The effect of confinement on the stability of viscous planar jets and wakes

This theoretical study examines confined viscous planar jet/wake flows with continuous velocity profiles. These flows are characterized by the shear, confinement, Reynolds number and shear-layer thickness. The primary aim of this paper is to determine the effect of confinement on viscous jets and wakes and to compare these results with corresponding inviscid results. The secondary aim is to consider the effect of viscosity and shear-layer thickness. A spatio-temporal analysis is performed in order to determine absolute/convective instability criteria. This analysis is carried out numerically by solving the Orr–Sommerfeld equation using a Chebyshev collocation method. Results are produced over a large range of parameter space, including both co-flow and counter-flow domains and confinements corresponding to 0.1 < h2/h1 < 10, where the subscripts 1 and 2 refer to the inner and outer streams, respectively.
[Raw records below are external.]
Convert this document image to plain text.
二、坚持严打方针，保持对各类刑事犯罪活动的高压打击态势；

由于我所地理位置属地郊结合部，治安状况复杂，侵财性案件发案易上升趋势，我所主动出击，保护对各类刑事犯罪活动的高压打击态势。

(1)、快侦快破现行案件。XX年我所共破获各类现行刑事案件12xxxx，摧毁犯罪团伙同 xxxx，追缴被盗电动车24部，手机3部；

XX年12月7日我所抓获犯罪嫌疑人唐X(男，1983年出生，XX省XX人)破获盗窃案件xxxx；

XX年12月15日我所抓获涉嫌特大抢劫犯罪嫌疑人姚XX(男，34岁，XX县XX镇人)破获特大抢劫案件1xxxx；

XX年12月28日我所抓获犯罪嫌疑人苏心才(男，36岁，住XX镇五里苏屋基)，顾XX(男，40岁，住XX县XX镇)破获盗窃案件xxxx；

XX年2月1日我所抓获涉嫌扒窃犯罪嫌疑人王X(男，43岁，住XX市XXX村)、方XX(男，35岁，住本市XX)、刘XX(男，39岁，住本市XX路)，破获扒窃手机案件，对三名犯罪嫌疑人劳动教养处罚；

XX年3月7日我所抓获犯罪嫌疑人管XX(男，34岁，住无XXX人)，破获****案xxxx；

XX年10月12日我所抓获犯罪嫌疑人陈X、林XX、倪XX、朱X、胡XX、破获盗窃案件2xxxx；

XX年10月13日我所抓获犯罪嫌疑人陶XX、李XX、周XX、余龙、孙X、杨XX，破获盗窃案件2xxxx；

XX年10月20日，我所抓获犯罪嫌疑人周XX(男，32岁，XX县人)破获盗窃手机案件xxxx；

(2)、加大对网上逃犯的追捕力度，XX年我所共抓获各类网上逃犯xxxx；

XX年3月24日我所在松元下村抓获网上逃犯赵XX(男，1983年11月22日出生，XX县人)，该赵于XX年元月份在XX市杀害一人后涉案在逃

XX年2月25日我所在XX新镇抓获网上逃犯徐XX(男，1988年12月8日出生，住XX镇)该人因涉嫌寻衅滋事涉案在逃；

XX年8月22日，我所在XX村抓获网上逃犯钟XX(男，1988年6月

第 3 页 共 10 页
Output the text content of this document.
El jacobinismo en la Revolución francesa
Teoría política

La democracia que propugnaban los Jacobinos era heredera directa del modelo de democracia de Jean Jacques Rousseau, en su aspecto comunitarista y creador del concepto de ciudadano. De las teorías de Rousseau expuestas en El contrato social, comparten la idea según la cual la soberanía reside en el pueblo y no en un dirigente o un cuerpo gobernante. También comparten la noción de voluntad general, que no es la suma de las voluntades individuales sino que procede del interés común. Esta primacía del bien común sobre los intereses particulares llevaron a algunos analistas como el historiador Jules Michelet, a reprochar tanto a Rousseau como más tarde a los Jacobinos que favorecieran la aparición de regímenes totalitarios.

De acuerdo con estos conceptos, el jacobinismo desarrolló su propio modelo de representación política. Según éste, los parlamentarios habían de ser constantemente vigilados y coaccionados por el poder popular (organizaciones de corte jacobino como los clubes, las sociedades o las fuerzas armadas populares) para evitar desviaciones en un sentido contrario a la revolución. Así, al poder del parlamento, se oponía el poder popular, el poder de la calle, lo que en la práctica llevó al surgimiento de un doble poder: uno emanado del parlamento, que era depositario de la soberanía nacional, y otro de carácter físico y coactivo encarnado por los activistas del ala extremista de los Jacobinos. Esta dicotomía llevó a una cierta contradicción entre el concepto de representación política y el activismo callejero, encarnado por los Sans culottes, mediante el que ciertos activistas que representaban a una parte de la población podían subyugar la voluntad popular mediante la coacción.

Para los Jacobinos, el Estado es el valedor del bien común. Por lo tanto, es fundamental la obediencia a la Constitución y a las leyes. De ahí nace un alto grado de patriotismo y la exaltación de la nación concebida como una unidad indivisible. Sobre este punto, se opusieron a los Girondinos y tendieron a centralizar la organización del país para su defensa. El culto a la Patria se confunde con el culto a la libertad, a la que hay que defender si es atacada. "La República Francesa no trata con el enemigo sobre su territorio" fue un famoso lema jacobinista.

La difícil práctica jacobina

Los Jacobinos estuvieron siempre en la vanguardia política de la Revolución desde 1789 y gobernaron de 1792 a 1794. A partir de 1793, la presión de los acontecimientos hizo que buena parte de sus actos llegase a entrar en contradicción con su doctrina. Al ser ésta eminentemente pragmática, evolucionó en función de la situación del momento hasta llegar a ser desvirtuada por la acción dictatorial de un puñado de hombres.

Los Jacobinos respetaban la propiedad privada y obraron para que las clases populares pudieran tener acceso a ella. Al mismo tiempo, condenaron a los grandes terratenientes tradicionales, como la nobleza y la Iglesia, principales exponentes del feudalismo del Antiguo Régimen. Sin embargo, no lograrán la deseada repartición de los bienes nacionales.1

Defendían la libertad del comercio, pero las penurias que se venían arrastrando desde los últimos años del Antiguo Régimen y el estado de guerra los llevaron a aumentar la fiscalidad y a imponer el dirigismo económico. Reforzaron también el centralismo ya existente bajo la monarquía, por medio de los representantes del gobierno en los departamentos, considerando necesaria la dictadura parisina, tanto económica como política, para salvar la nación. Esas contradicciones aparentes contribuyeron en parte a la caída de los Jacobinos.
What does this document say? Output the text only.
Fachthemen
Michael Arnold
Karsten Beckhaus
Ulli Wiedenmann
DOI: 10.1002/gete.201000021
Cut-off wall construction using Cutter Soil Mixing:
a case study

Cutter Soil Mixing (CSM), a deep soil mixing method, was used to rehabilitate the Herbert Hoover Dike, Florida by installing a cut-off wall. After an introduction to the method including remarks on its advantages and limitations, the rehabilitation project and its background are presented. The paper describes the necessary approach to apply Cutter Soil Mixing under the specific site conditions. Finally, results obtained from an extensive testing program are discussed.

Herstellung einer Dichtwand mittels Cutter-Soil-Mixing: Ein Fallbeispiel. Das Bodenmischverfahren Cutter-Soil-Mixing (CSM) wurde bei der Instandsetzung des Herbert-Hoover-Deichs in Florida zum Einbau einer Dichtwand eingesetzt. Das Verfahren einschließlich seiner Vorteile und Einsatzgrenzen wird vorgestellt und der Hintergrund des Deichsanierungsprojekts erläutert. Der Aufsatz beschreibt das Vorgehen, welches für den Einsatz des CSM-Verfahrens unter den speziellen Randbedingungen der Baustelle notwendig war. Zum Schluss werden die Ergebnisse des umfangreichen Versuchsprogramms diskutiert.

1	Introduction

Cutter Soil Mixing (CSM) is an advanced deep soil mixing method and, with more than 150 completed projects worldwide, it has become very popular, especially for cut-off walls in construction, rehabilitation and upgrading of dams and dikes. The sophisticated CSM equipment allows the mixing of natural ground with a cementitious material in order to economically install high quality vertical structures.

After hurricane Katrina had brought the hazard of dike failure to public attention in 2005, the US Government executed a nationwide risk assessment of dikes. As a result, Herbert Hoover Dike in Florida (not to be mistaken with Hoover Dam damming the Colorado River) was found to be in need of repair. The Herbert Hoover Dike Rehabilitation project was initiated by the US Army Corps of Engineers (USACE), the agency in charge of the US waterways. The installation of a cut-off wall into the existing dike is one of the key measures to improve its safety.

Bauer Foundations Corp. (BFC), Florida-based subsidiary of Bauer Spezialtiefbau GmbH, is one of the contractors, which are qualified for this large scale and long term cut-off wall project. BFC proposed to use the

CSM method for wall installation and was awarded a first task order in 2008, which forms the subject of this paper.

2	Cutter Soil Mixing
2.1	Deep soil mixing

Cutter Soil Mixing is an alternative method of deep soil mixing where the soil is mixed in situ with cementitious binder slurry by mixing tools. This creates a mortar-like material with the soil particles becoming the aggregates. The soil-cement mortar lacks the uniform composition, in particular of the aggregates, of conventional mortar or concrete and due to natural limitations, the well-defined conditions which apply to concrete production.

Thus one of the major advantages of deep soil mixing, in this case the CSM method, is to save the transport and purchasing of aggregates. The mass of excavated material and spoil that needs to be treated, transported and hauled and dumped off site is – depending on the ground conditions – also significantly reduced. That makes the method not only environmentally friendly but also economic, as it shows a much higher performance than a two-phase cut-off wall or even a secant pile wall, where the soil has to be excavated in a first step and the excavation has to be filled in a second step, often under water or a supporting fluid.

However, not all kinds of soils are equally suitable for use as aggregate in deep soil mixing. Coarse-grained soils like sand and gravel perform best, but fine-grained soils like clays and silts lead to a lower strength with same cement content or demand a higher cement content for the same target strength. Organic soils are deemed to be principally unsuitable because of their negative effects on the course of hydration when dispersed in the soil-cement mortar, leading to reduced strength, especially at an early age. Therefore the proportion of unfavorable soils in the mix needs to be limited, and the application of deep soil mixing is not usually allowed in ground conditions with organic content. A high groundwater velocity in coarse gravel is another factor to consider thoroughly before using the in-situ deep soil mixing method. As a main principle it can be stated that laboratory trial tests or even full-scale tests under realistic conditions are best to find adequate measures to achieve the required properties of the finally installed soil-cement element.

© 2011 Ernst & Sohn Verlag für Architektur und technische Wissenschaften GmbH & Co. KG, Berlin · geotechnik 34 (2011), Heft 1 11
The Reynolds number, which is defined using the channel width, takes values between 10 and 1000. Different velocity profiles are used so that the shear layers occupy between 1/2 and 1/24 of the channel width. Results indicate that confinement has a destabilizing effect on both inviscid and viscous flows. Viscosity is found always to be stabilizing, although its effect can safely be neglected above Re = 1000. Thick shear layers are found to have a stabilizing effect on the flow, but infinitely thin shear layers are not the most unstable; having shear layers of a small, but finite, thickness gives rise to the strongest instability.